Even in this game against Lyon, it would surprise no one to learn that Manchester City played much better after Riyad Mahrez replaced Fernandinho. It gave them the balance they needed with players in the positions they were comfortable playing. They got the equalising goal because they had retaken the tactical advantage in the game.

It was a delicious ball by Mahrez that played Sterling in on the goal, who then pulled it back to Kevin De Bruyne to finish. However, it was not the only lovely ball of the game. City had multiple opportunities to put this game away. Gabriel Jesus had a giant miss, Sterling himself had a pair of outrages misses on the end of lovely moves. If any of those go in City go through.

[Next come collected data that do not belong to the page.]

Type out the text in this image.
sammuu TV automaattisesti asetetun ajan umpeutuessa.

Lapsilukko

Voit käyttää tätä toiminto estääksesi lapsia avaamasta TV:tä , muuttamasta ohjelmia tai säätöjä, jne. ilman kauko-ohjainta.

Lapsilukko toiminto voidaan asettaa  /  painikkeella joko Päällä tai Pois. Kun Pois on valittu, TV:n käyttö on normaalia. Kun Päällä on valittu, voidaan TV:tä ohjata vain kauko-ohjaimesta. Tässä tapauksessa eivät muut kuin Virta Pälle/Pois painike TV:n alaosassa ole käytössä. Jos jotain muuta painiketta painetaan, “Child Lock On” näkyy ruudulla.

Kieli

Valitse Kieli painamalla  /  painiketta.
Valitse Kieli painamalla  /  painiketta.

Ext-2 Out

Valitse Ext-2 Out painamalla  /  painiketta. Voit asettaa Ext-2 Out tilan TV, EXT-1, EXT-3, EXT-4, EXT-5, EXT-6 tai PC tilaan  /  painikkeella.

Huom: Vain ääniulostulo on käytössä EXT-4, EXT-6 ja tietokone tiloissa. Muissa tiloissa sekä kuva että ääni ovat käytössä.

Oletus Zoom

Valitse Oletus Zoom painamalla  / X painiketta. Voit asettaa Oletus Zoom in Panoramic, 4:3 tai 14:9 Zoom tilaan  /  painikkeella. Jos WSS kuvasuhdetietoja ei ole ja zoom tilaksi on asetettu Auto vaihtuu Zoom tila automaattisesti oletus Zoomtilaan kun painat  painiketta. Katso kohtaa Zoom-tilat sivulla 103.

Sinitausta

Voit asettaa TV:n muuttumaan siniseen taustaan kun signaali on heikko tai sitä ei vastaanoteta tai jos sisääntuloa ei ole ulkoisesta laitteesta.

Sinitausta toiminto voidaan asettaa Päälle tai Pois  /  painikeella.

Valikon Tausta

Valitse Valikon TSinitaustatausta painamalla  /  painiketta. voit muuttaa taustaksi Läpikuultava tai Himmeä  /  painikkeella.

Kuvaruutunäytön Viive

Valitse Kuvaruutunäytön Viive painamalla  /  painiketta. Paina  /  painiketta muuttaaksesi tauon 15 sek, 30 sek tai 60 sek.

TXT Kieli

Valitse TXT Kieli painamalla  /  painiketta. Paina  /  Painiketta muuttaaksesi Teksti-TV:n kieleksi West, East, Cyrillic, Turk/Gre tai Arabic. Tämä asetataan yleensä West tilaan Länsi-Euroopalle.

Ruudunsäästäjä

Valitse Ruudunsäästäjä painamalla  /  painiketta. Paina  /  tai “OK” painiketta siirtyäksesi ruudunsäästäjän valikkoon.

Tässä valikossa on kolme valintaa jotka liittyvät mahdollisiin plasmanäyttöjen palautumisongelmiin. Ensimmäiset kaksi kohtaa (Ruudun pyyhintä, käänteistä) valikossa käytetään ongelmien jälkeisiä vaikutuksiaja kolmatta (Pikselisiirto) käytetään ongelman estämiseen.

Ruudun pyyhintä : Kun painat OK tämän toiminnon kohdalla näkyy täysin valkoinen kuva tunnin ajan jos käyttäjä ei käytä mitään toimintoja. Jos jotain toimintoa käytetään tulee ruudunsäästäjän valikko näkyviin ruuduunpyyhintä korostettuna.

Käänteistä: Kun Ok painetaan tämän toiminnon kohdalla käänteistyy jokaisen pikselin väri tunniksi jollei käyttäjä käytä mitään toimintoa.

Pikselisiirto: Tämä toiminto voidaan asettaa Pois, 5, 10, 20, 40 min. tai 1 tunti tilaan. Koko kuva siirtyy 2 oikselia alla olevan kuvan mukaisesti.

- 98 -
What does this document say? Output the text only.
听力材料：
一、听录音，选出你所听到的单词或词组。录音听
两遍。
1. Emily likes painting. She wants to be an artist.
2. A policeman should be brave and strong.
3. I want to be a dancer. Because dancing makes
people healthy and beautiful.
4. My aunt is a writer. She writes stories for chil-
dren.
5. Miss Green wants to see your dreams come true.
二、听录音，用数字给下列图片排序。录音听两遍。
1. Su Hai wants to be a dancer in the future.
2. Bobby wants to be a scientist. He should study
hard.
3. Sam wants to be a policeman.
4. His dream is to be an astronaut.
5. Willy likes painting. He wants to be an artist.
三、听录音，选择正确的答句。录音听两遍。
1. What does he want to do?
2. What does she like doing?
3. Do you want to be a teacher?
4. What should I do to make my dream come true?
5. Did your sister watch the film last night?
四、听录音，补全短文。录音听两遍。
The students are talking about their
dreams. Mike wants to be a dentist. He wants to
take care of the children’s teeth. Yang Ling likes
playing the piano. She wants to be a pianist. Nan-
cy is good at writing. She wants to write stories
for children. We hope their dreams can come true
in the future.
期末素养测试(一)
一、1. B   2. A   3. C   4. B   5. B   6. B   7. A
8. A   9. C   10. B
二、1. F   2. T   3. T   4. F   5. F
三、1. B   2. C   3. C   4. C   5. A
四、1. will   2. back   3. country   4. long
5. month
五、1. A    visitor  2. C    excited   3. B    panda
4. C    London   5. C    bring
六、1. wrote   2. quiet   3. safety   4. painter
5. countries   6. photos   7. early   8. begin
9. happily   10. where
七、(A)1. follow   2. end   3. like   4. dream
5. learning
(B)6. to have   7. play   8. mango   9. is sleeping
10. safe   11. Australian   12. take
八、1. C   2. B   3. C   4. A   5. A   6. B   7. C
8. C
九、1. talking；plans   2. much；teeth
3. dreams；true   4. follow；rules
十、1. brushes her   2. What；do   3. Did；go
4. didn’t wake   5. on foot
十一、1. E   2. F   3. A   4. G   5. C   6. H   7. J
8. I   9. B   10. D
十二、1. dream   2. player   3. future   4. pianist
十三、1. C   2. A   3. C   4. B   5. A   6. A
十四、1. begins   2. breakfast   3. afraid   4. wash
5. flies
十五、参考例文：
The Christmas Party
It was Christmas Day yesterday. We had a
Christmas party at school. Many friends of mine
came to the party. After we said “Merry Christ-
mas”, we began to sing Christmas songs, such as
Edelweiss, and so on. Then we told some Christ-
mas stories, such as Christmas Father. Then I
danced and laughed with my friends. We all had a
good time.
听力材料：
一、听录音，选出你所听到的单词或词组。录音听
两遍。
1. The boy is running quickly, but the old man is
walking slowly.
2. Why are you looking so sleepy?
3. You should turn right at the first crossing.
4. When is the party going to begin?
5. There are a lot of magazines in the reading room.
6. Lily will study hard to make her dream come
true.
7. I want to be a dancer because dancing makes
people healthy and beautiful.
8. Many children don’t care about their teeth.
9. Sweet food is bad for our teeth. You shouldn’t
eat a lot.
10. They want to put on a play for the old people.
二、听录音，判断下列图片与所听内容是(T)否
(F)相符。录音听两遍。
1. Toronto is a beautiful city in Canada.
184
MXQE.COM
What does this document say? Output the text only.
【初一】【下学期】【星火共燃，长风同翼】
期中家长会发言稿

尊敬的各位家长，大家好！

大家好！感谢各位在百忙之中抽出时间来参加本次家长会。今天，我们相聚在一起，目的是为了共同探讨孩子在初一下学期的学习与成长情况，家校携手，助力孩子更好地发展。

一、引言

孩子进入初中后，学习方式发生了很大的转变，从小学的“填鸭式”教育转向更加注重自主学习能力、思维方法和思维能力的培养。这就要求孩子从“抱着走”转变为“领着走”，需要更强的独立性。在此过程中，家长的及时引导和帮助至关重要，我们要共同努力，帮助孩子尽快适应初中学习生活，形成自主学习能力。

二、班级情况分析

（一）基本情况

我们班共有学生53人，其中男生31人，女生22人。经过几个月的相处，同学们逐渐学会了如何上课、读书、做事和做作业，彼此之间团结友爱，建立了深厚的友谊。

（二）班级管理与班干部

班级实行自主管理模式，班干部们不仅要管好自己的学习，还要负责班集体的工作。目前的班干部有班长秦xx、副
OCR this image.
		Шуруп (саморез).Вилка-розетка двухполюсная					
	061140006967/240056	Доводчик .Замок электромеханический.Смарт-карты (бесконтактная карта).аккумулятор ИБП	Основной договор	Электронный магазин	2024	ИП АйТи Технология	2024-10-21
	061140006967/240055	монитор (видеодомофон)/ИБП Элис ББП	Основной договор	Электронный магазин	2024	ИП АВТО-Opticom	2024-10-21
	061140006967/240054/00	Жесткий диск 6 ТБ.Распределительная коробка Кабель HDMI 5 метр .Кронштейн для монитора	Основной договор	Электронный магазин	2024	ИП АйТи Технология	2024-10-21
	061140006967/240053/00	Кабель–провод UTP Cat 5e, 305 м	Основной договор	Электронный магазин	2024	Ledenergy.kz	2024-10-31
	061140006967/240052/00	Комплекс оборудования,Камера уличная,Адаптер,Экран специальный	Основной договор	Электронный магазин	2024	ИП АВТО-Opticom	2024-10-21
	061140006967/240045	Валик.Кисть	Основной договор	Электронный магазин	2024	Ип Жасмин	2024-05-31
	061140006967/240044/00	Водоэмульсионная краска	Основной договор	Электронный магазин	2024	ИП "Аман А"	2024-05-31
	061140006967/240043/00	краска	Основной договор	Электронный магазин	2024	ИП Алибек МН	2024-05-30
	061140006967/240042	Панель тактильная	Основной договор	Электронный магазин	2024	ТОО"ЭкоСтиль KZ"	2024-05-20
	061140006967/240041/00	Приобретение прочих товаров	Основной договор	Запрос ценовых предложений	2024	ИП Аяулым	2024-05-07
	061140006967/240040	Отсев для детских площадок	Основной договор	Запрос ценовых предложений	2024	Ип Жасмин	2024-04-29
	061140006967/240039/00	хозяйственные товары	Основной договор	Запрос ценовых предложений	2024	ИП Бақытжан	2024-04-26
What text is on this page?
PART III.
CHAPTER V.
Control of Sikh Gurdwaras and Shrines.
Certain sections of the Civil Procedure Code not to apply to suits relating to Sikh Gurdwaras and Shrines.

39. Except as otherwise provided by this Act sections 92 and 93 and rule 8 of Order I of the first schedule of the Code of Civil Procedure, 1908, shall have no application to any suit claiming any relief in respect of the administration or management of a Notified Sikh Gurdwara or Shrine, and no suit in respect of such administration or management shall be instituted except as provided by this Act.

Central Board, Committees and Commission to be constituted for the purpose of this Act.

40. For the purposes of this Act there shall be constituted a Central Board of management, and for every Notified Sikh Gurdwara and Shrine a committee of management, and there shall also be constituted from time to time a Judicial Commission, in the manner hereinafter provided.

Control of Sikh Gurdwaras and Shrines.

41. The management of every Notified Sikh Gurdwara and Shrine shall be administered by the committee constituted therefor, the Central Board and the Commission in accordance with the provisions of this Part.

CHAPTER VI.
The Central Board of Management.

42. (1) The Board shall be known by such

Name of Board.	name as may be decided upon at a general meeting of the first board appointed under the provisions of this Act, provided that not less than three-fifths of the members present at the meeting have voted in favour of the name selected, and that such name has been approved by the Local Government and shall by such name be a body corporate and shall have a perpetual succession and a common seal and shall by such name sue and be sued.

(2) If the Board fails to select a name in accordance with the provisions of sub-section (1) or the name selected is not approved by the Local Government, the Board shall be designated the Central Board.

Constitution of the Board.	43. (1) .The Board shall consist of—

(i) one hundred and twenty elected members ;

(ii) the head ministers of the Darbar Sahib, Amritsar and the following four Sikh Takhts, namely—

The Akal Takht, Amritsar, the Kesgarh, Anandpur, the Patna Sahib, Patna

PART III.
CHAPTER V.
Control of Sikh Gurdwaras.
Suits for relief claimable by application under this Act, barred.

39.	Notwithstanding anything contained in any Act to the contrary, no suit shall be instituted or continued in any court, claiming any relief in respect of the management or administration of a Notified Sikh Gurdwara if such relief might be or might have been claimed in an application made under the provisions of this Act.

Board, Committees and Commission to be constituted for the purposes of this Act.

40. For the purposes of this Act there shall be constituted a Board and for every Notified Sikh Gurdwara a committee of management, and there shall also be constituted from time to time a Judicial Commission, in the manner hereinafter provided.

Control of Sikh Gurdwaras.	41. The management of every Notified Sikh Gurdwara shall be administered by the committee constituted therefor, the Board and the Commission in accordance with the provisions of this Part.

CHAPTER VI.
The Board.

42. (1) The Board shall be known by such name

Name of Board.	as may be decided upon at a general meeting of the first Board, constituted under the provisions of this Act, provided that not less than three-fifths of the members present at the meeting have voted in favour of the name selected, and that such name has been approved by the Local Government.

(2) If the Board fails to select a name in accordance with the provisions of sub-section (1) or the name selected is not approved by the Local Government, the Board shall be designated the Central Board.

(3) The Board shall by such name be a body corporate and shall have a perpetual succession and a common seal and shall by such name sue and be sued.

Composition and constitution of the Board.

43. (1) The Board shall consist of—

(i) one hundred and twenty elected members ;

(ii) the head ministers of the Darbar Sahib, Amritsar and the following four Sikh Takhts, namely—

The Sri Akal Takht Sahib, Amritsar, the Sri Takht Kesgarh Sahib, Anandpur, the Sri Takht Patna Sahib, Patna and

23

But then came City’s Achilles heel. They were beaten by two plays straight through their defence. The first was bad. Poor positioning from Rodrigo and Eric Garcia allowed Houssem Aouar to play in Moussa Dembele. But questionable refereeing allowed Karl Toko Ekambi to get away with an offside and Dembele himself to get away with clipping Aymeric Laporte.

Refereeing decisions had nothing to do with Lyon’s third goal, which was given up because of Man City’s impetus to push forward looking for another equaliser. They had their chances to beat Lyon though. And the combination of their two fatal flaws, defensive backbone and clinical finishing is the reason they are out.

Takeaways

In the end, Pep Guardiola and Manchester City beat themselves and are out of the Champions League because of it. It’s easy to think about how different this game would have gone with a normal 4-3-3 setup. Maybe with Phil Foden or Mahrez starting from the onset, it could have provided a different outcome.

Pep said he didn’t want to expose themselves in the channels against Lyon. But how much did he cost his team by trying to cover for their weaknesses? It might be time that Pep spends more time focusing on what his team does well in the season’s most important moments.